O presidente do PSD/Açores defendeu a contratação de mais enfermeiros e de assistentes operacionais, de modo a garantir que não continue a haver camas de cuidados continuados “vazias” por falta de pessoal.

“Nos centros de saúde de Vila Franca do Campo e Ribeira Grande há 16 camas de cuidados continuados por ocupar. Isto tem a ver com a falta de pessoal. Neste momento há um défice de enfermeiros e assistentes operacionais”, afirmou Alexandre Gaudêncio, no final de uma reunião com o conselho de administração da Unidade de Saúde de Ilha de São Miguel.
Segundo o líder dos social-democratas açorianos, “estima-se que sejam necessários mais 30 enfermeiros para cobrir as necessidades em termos de cuidados continuados e de outros projetos que a Unidade de Saúde de Ilha de São Miguel tem por implementar”.

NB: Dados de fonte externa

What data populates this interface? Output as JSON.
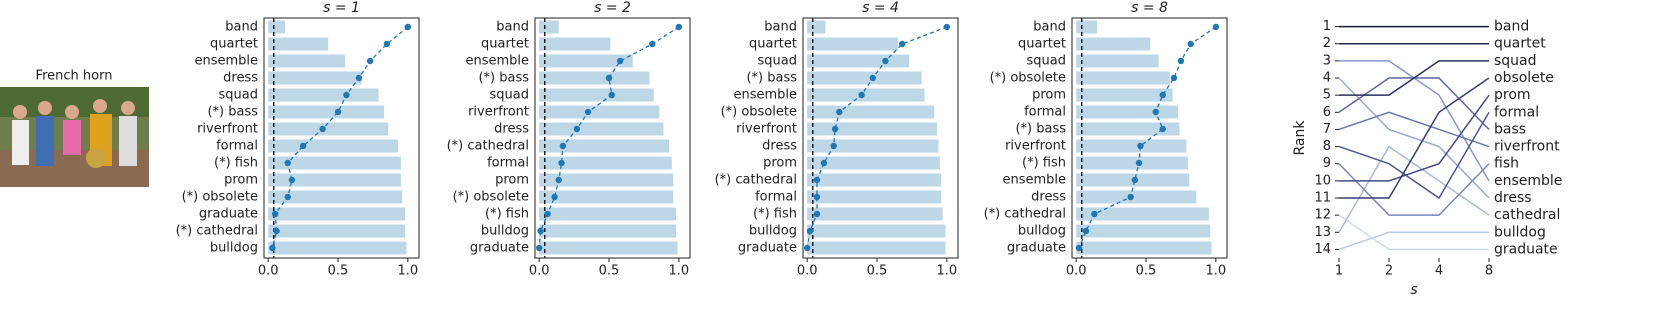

“Há camas disponíveis. Não há é pessoal suficiente. Também já tínhamos constatado no terreno que há listas de espera de centenas de pessoas nos lares de idosos”, disse.
Alexandre Gaudêncio salientou que a ausência de mais camas de cuidados continuados, devido à falta de pessoal, acaba igualmente por criar um efeito “bola de neve”, dado que “há muitos doentes com alta acamados durante meses no Hospital de Ponta Delgada”.
“Estes doentes de cuidados continuados, que já tiveram alta, continuam por ocupar camas no Hospital necessárias para o internamento de outros utentes submetidos a cirurgias. Isto faz com que a recuperação de listas de espera cirúrgicas não seja devidamente eficaz”, explicou.
Para o presidente do PSD/Açores, “a solução para o problema passa, obrigatoriamente, por contratar mais enfermeiros e assistentes operacionais para os cuidados continuados, porque as estruturas físicas existem”.
Alexandre Gaudêncio acrescentou que a contratação de enfermeiros e assistentes operacionais tem que ser “prioritária”, perante o facto de haver camas de cuidados continuados contratualizadas nos Centros de Saúde Vila Franca do Campo e Ribeira Grande que estão vazias devido à falta de pessoal.